Maaveran gets the job done with a well-written transformative arc for the hero, whose penchant for action increases by a voice guiding him from within.
The bizarre action sequences are executed with a certain style and panache that makes Maaveran stand out.
Jailer (2023)
Director: Nelson Dilipkumar
Featuring: Rajinikanth, Mohanlal, Shiv Rajkumar, Vinayakan, Ramya Krishnan, Vasanth Ravi
Where to watch? Amazon Prime Video
Jailer was one of those films that inverted the use of stars in an action vehicle, by making the hero a God-like figure who strikes blows by way of power, and not by way of the physical act of beating down an unending array of goons himself.
The screenplay by Nelson understands the larger-than-life persona of Rajinikanth and comes up with innovative ways to use his silhouettes and shadows to greater effect than the man himself.
Jailer focuses on the efforts of a retired jailer in tracking down the killers of his dead son, only to come across even bigger revelations.
The film also makes great use of Director Nelson’s trademark wry black humour to present a contrast with the serious issues unfolding on screen.
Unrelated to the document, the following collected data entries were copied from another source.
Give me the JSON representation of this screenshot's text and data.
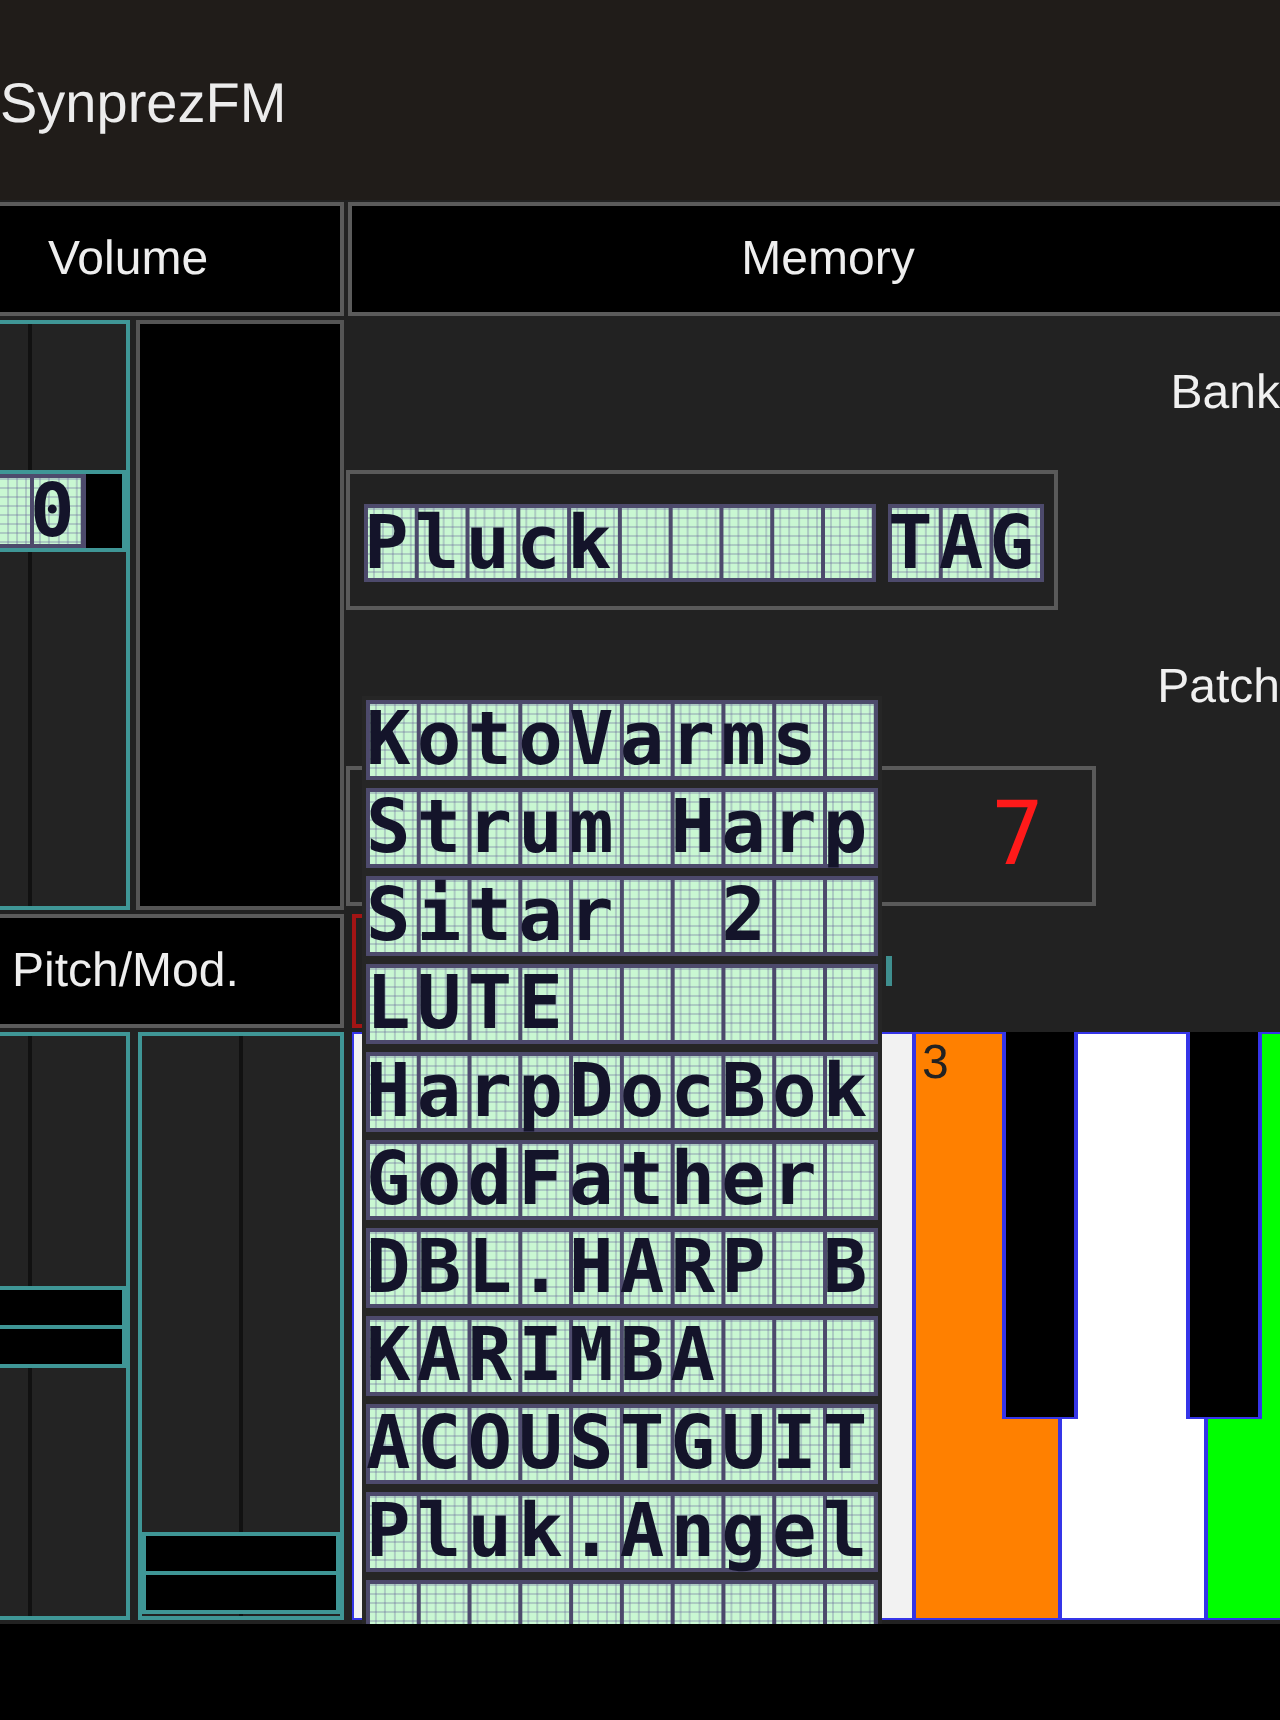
{
  "app_bar": {
    "title": "SynprezFM"
  },
  "volume": {
    "header": "Volume",
    "slider": {
      "level": 0.71,
      "reading": "0"
    }
  },
  "memory": {
    "header": "Memory",
    "bank_label": "Bank",
    "patch_name": "Pluck",
    "tag": "TAG",
    "patch_label": "Patch",
    "patch_number": "7"
  },
  "pitch_mod": {
    "header": "Pitch/Mod.",
    "pitch_slider": {
      "level": 0.5
    },
    "mod_slider": {
      "level": 0
    }
  },
  "keyboard": {
    "keys": [
      {
        "kind": "white",
        "color": "#f2f2f2"
      },
      {
        "kind": "white",
        "color": "#ff8000",
        "label": "3"
      },
      {
        "kind": "black",
        "color": "#000000"
      },
      {
        "kind": "white",
        "color": "#ffffff"
      },
      {
        "kind": "black",
        "color": "#000000"
      },
      {
        "kind": "white",
        "color": "#00ff00"
      }
    ]
  },
  "patch_list": {
    "items": [
      "KotoVarms",
      "Strum Harp",
      "Sitar  2",
      "LUTE",
      "HarpDocBok",
      "GodFather",
      "DBL.HARP B",
      "KARIMBA",
      "ACOUSTGUIT",
      "Pluk.Angel"
    ]
  }
}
No new age film-maker has been able to mine the myths surrounding Rajinikanth, the superstar, with such elegance and unhinged swerve.
Leo (2023)
Director: Lokesh Kanagaraj
Featuring: Vijay, Trisha, Sanjay Dutt, Arjun Sarja
Where to watch? Netflix
This adaptation of David Cronenberg’s classic History of Violence does not get lost in translation as Lokesh Kanagaraj manages to imbue the film with a grounded sensibility.
Leo is much more maximalist in its treatment of its hero, whose seemingly low-key life is upended when a dangerous gang misunderstands him for one of their former members.
Manoj Paramahamsa and Kanagaraj find interesting colour schemes and visual metaphors to map the journey of the hero from being a passive bystander to facing his past.
Leo is composed of gloriously crafted fight sequences, all with an emotional heft that keeps the drama intact.
Lokesh comes up with interesting ideas to explore a testosterone-fuelled narrative that hinges on Vijay’s on-screen charisma and peerless stunt work in highly kinetic action sequences.